Ana Teresa López de Llergo
Ana Teresa López de Llergo El retrato de Inés (III)
Inés nunca se arrepintió de su papel de esposa de Roger, entendió que para eso había nacido. Se dedicó en cuerpo y alma a hacerlo feliz. Siempre estuvo muy enamorada y trató de compensar con mucho cariño y abnegación la triste infancia de su cónyuge. Roger también la quiso mucho, pero, a su manera. Su carácter era muy difícil, enérgico y dominante. Todo tenía que estar como él decía. Como profesionista era sumamente brillante y llegó a tener mucha fama y prestigio. Por eso, en la cuestión económica Inés nunca sufrió carencias. La familia de Inés y sus amistades la compadecían por la vida que llevaba, girando en torno a un hombre poco sociable aunque muy querido por sus clientes. Inés nunca se dio cuenta, ni remotamente se comparó con otras mujeres casadas. Tal vez, también, porque eran muy escasos los ratos que dedicaba a frecuentar a sus parientes y conocidos. Procrearon seis hijos, dos varones –los mayores- y cuatro mujeres. Crecieron con una profunda admiración por su padre y con bastante indiferencia por su madre. Salvo Sofía, la más pequeña, que tenía bastante parecido con Inés, los demás eran el vivo retrato de Roger. Todos tenían un carácter firme y decidido, hicieron su vida de manera muy independiente, y cuando surgía algún problema, consultaban con su padre.
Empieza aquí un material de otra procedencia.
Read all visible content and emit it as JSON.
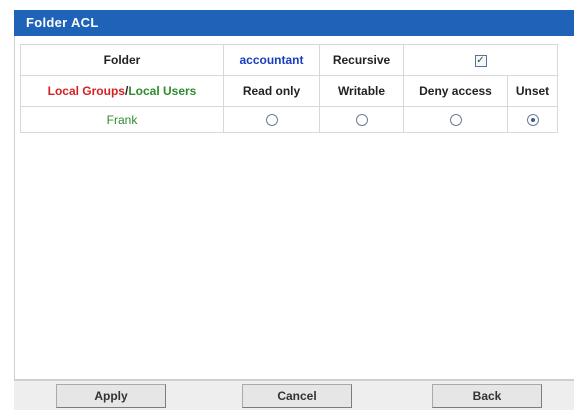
{
  "title": "Folder ACL",
  "header": {
    "folder_label": "Folder",
    "folder_name": "accountant",
    "recursive_label": "Recursive",
    "recursive_checked": true
  },
  "columns": {
    "groups_label": "Local Groups",
    "separator": "/",
    "users_label": "Local Users",
    "read_only": "Read only",
    "writable": "Writable",
    "deny_access": "Deny access",
    "unset": "Unset"
  },
  "users": [
    {
      "name": "Frank",
      "permission": "Unset"
    }
  ],
  "buttons": {
    "apply": "Apply",
    "cancel": "Cancel",
    "back": "Back"
  },
  "colors": {
    "title_bar": "#1f63b8",
    "folder_name": "#1a3dbf",
    "groups_label": "#d22222",
    "users_label": "#2e8b2e"
  }
}
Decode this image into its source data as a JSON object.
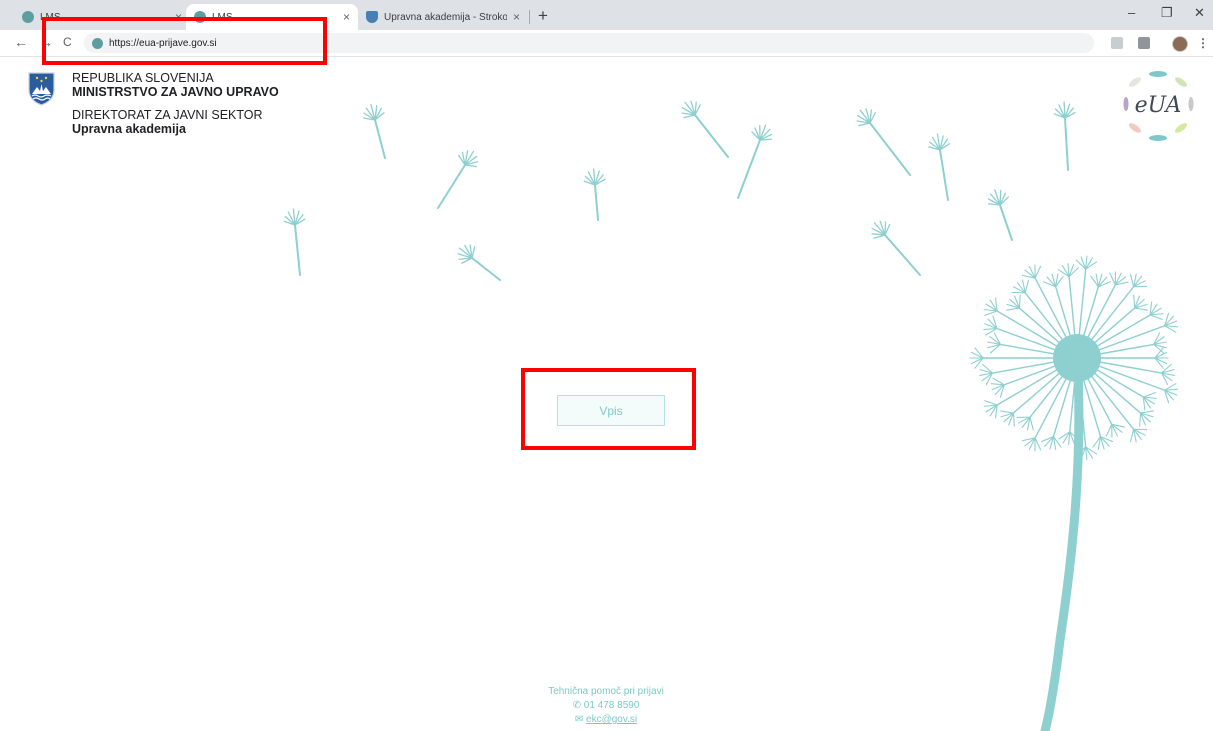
{
  "browser": {
    "tabs": [
      {
        "label": "LMS",
        "active": false
      },
      {
        "label": "LMS",
        "active": true
      },
      {
        "label": "Upravna akademija - Strokovni u",
        "active": false
      }
    ],
    "close_glyph": "×",
    "new_tab_glyph": "+",
    "window_controls": {
      "minimize": "–",
      "restore": "❐",
      "close": "✕"
    },
    "nav": {
      "back": "←",
      "forward": "→",
      "reload": "C"
    },
    "address_bar": {
      "url": "https://eua-prijave.gov.si"
    },
    "menu_glyph": "⋮"
  },
  "header": {
    "line1": "REPUBLIKA SLOVENIJA",
    "line2": "MINISTRSTVO ZA JAVNO UPRAVO",
    "line3": "DIREKTORAT ZA JAVNI SEKTOR",
    "line4": "Upravna akademija"
  },
  "logo": {
    "text": "eUA"
  },
  "main": {
    "login_button": "Vpis"
  },
  "footer": {
    "title": "Tehnična pomoč pri prijavi",
    "phone_icon": "✆",
    "phone": "01 478 8590",
    "email_icon": "✉",
    "email": "ekc@gov.si"
  },
  "colors": {
    "accent": "#7cc9c9",
    "dandelion": "#8ecfd0",
    "highlight": "#ff0000"
  }
}
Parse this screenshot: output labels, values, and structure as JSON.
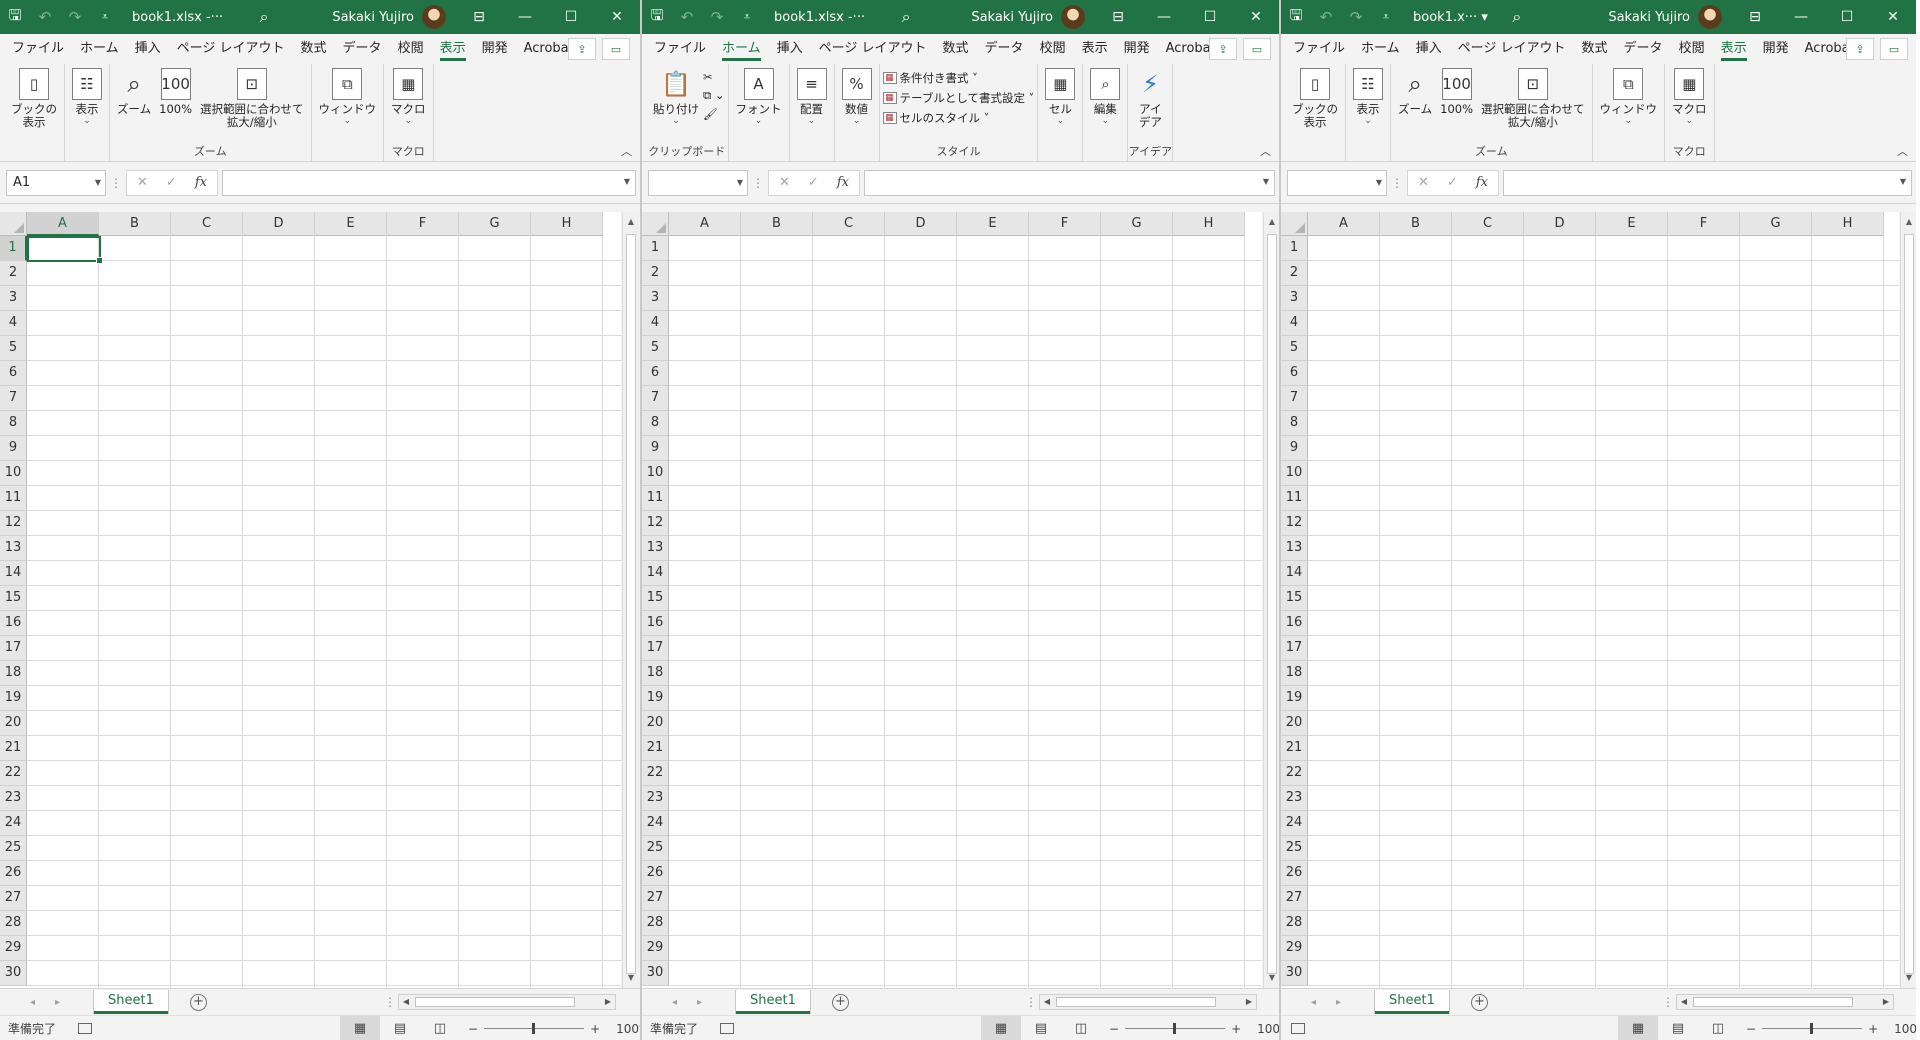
{
  "windows": [
    {
      "file_name": "book1.xlsx  -···",
      "user_name": "Sakaki Yujiro",
      "active_tab": "表示",
      "name_box": "A1",
      "ribbon": "view",
      "show_active_cell": true
    },
    {
      "file_name": "book1.xlsx  -···",
      "user_name": "Sakaki Yujiro",
      "active_tab": "ホーム",
      "name_box": "",
      "ribbon": "home",
      "show_active_cell": false
    },
    {
      "file_name": "book1.x···  ▾",
      "user_name": "Sakaki Yujiro",
      "active_tab": "表示",
      "name_box": "",
      "ribbon": "view",
      "show_active_cell": false
    }
  ],
  "menu_tabs": [
    "ファイル",
    "ホーム",
    "挿入",
    "ページ レイアウト",
    "数式",
    "データ",
    "校閲",
    "表示",
    "開発",
    "Acrobat"
  ],
  "view_ribbon": {
    "workbook_views_label": "ブックの\n表示",
    "show_label": "表示",
    "zoom_label": "ズーム",
    "zoom100_label": "100%",
    "zoom_selection_label": "選択範囲に合わせて\n拡大/縮小",
    "zoom_group_label": "ズーム",
    "window_label": "ウィンドウ",
    "macro_label": "マクロ",
    "macro_group_label": "マクロ"
  },
  "home_ribbon": {
    "paste_label": "貼り付け",
    "clipboard_group_label": "クリップボード",
    "font_label": "フォント",
    "alignment_label": "配置",
    "number_label": "数値",
    "conditional_format_label": "条件付き書式 ˅",
    "format_as_table_label": "テーブルとして書式設定 ˅",
    "cell_styles_label": "セルのスタイル ˅",
    "styles_group_label": "スタイル",
    "cells_label": "セル",
    "editing_label": "編集",
    "ideas_label": "アイ\nデア",
    "ideas_group_label": "アイデア"
  },
  "formula_bar": {
    "cancel": "✕",
    "enter": "✓",
    "fx": "fx"
  },
  "columns": [
    "A",
    "B",
    "C",
    "D",
    "E",
    "F",
    "G",
    "H"
  ],
  "rows": [
    "1",
    "2",
    "3",
    "4",
    "5",
    "6",
    "7",
    "8",
    "9",
    "10",
    "11",
    "12",
    "13",
    "14",
    "15",
    "16",
    "17",
    "18",
    "19",
    "20",
    "21",
    "22",
    "23",
    "24",
    "25",
    "26",
    "27",
    "28",
    "29",
    "30"
  ],
  "sheet_tab": "Sheet1",
  "status_text_left": "準備完了",
  "zoom_level": "100%",
  "accent_color": "#217346"
}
Eso hacía sufrir a Inés, pero nunca quiso protagonismo porque pensaba que Roger hasta entonces tenía algo suyo, sus hijos, y ella nunca, ni remotamente, propiciaría cierta rivalidad. Cuando cumplieron cuarenta años de casados, Roger ya estaba delicado de salud y enfermó gravemente. Inés fue su enfermera de día y de noche, hasta que después de tres años de bastantes sobresaltos y sufrimientos, murió. Inés quedó bien protegida desde el punto de vista económico. Roger supo dejar un testamento, con el que ella y sus hijos no tuvieran ninguna desavenencia. Sin embargo, fue tanta la polarización de todos los miembros de la familia por Roger que ellos no saben cómo tratar a su madre. Excepto Sofía, la única que tiene detalles con ella y la visita. Emilio, Rubén y Ernesto la buscan, pero ellos no suplen el cariño que añora de sus hijos.